Please note: This master’s thesis presentation will be given online.
Lindsey Tulloch, Master’s candidate
David R. Cheriton School of Computer Science
Supervisor: Professor Ian Goldberg
Access to the open Internet, free from surveillance and censorship, is an important part of fulfilling the right to privacy. Despite this, in many regions of the world, censorship of the Internet is used to limit access to information, monitor the activity of Internet users and quash dissent. Where access to the Internet is heavily censored, anti-censorship proxies, or bridges, can offer a connection to journalists, dissidents and members of oppressed groups who seek access to the Internet beyond a censor’s area of influence.

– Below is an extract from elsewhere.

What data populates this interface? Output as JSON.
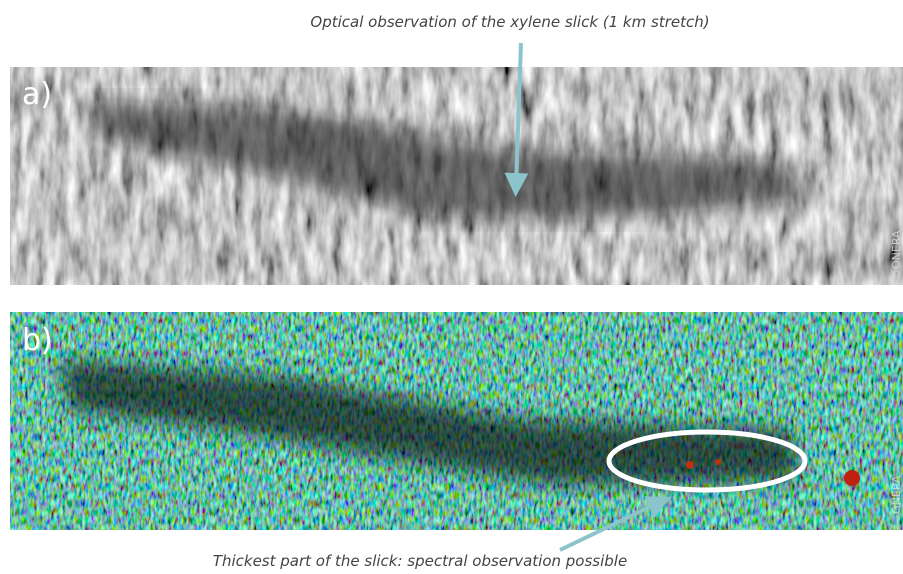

Bridges are an anti-censorship tool that can provide users inside censored regions with a link to the open Internet. Using bridges as an anti-censorship tool is fraught with risks for users inside the censored region who may face persecution if they are discovered using or requesting bridges. Bridge distribution systems that are built for widespread public distribution of bridges face the inherently conflicting issues of extending bridges to unknown users when some of them may be malicious. If not designed with care, bridge distribution systems can be quickly compromised or overwhelmed by attacks from censors and their automated agents and leak user and usage data, undermining the integrity of the system and the safety of users. It is therefore crucial to prioritize protecting users when developing such systems.
In this work, we take a holistic and realistic view of the bridge distribution problem. We analyze known threats to deployed bridge distribution systems, (i.e., The Tor Project’s BridgeDB), and combine insights from prior work to create a new bridge distribution system. To this end, we propose Lox, a bridge distribution system that is open to anyone while also leveraging users’ trust networks to distribute bridges. Lox protects the privacy of users and their social graphs and limits the malicious behaviour of censors.
We use an updated unlinkable multi-show anonymous credential scheme, suitable for a single credential issuer and verifier, to protect bridge users and their social networks from being identified by malicious actors. We formalize a trust level scheme that is compatible with anonymous credentials and effectively limits malicious behaviour while maintaining user anonymity. Our work includes a full system design of Lox, as well as an implementation of each of Lox’s protocols. We evaluate the efficiency of our Lox protocols and show that they have reasonable performance and latency for the expected user base of our system, thus demonstrating Lox as a practical bridge distribution system.